Anthriel – Transcendence
by Eric Ward
It took seven years for Finnish Progressive Metal outfit Anthriel to release their sophomore album but this album was worth the wait. Showcasing a crunchier sound, this album takes influence from both Dream Theater and Symphony X but manages to outclass the recent output from both bands. Anthriel’s creative strength lies in catchy yet interesting guitar solos and incredibly diverse keyboards, including a tubular bells cover and aquatic keyboards on “Oath of Darkness.” This album may be a touch light on riffs but it progresses almost constantly—sporting the best closing track in recent memory with “Fallen Souls,” which never feels long-winded despite being just over 19 minutes long.
Anathema – The Optimist
by Neil Bird
Anathema have been held in high regard from various eras of their career. While the music has changed over the years, the band has only improved and gotten more impressive. The Optimist is another beautiful addition to their catalogue, and proves they’re in a league all of their own. The personal highlight of the album is the track “Springfield,” which hit very deeply on my initial listen that tears began to well up in my eyes. I can’t say that about much. This album is definitely a highlight in 2017.
Unleash The Archers – Apex
by Larry Best
Early as it is, Unleash The Archers may have already released “album of the year” material. The Canadians’ fourth full-length may have diluted the melodic death metal influences of old, but Apex still has those characteristic harsh vocals adding the extra dimension to these expansive songs. As if the songs even need an extra dimension! Such colossal compositions which simultaneously push the boundaries of power metal whilst retaining that trad metal/Iron Maiden worship vibe. From the driving pace of the hard-rockin’ “Shadow Guide”, to the introspective expanse of the title-track, Apex is loaded with soaring choruses and blazing solos that would make Jeff Waters blush.

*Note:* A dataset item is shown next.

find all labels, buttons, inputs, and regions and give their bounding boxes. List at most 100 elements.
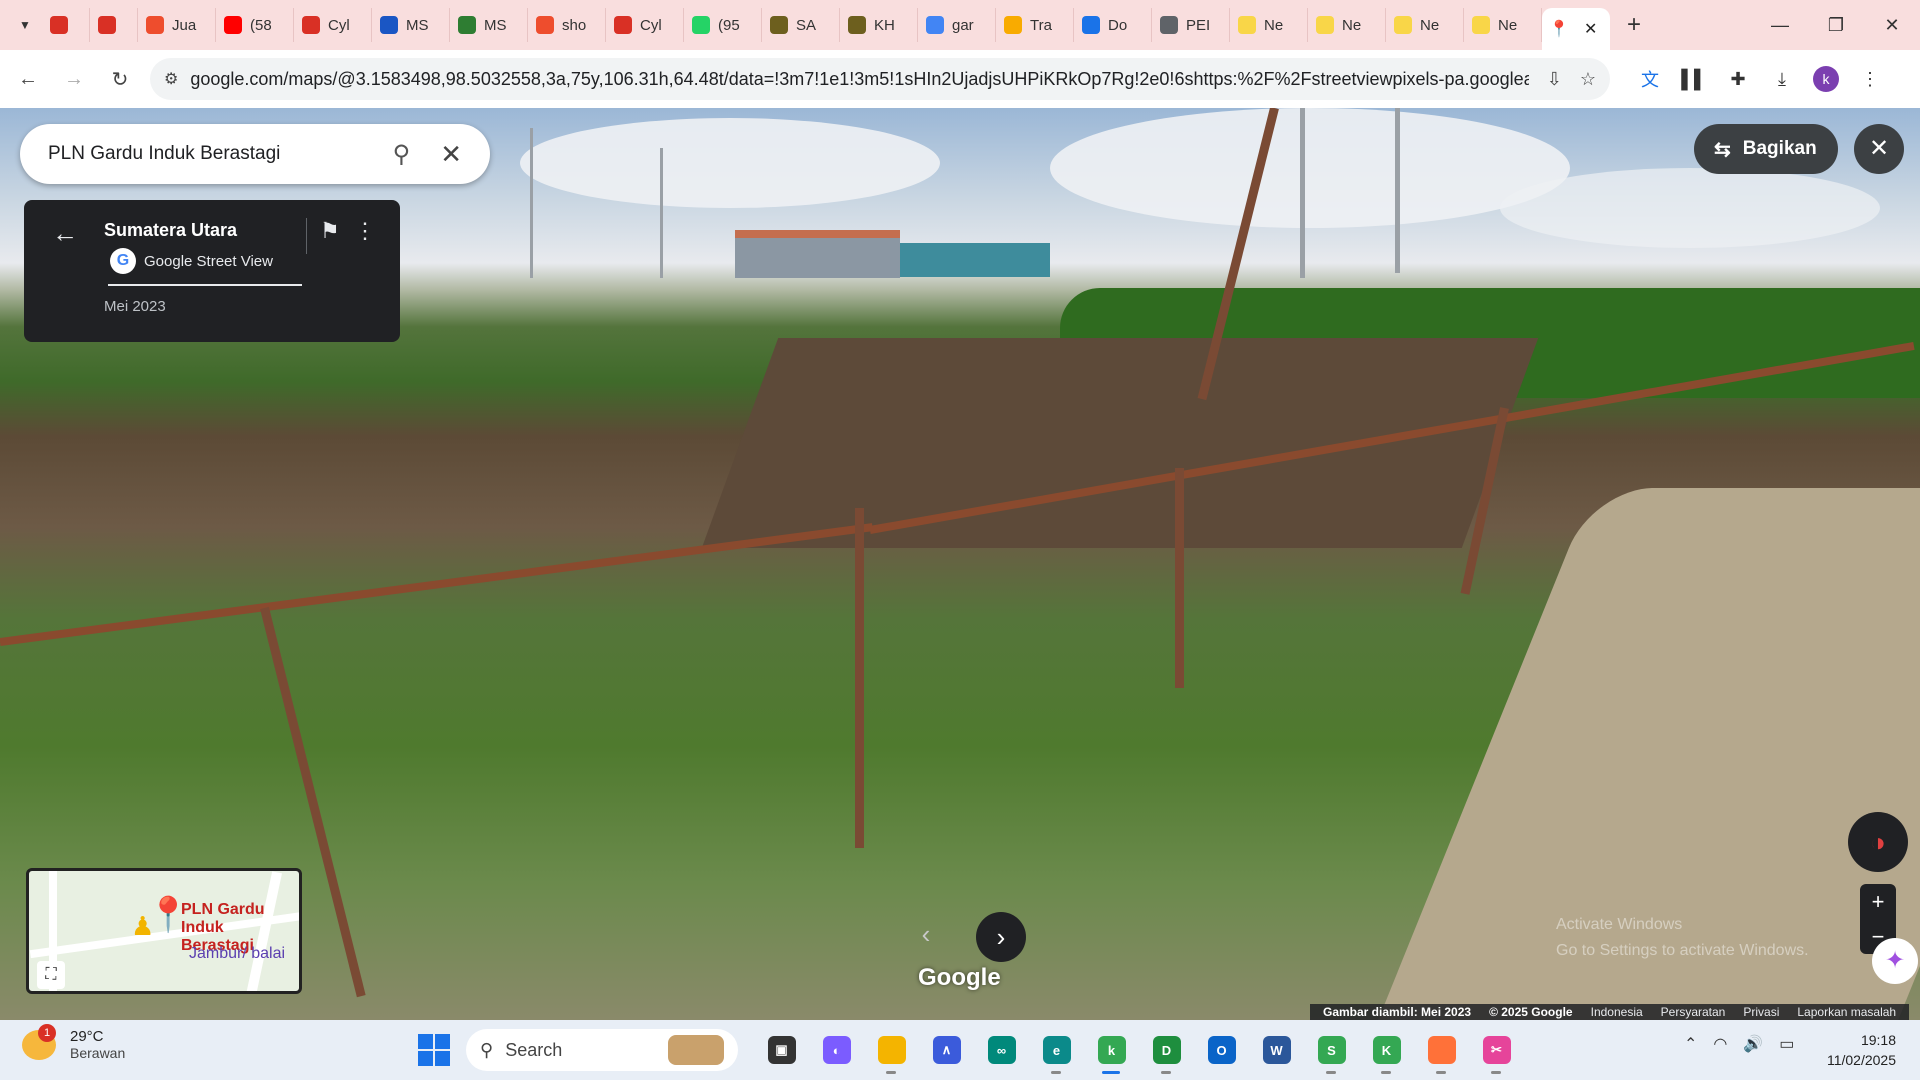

Duskmourn – Of Shadow and Flames
By Alex Melzer
Duskmourn are one of these bands that nobody knows, but that can pretty much wipe the floor with good parts of the more established bands. Drawing from a fairly wide range of influences, Of Shadow and Flame takes the intensity of death metal, the atmosphere of folk metal (far transcending the jaunty and jolly frolics though the port district’s mead halls) and an amazing sensitivity to tempo changes, grandiose melodies and well executed dynamics, creating a whole that definitely exceeds the sum of its single parts—taking the listener onto a journey that feeds off ever changing intensities, moods and more, while maintaining a remarkable and always immediate catchiness without ever gliding off into the shallow waters of predictability. Of Shadow and Flame and Duskmourn are one of the reasons, why the future of metal still shines bright.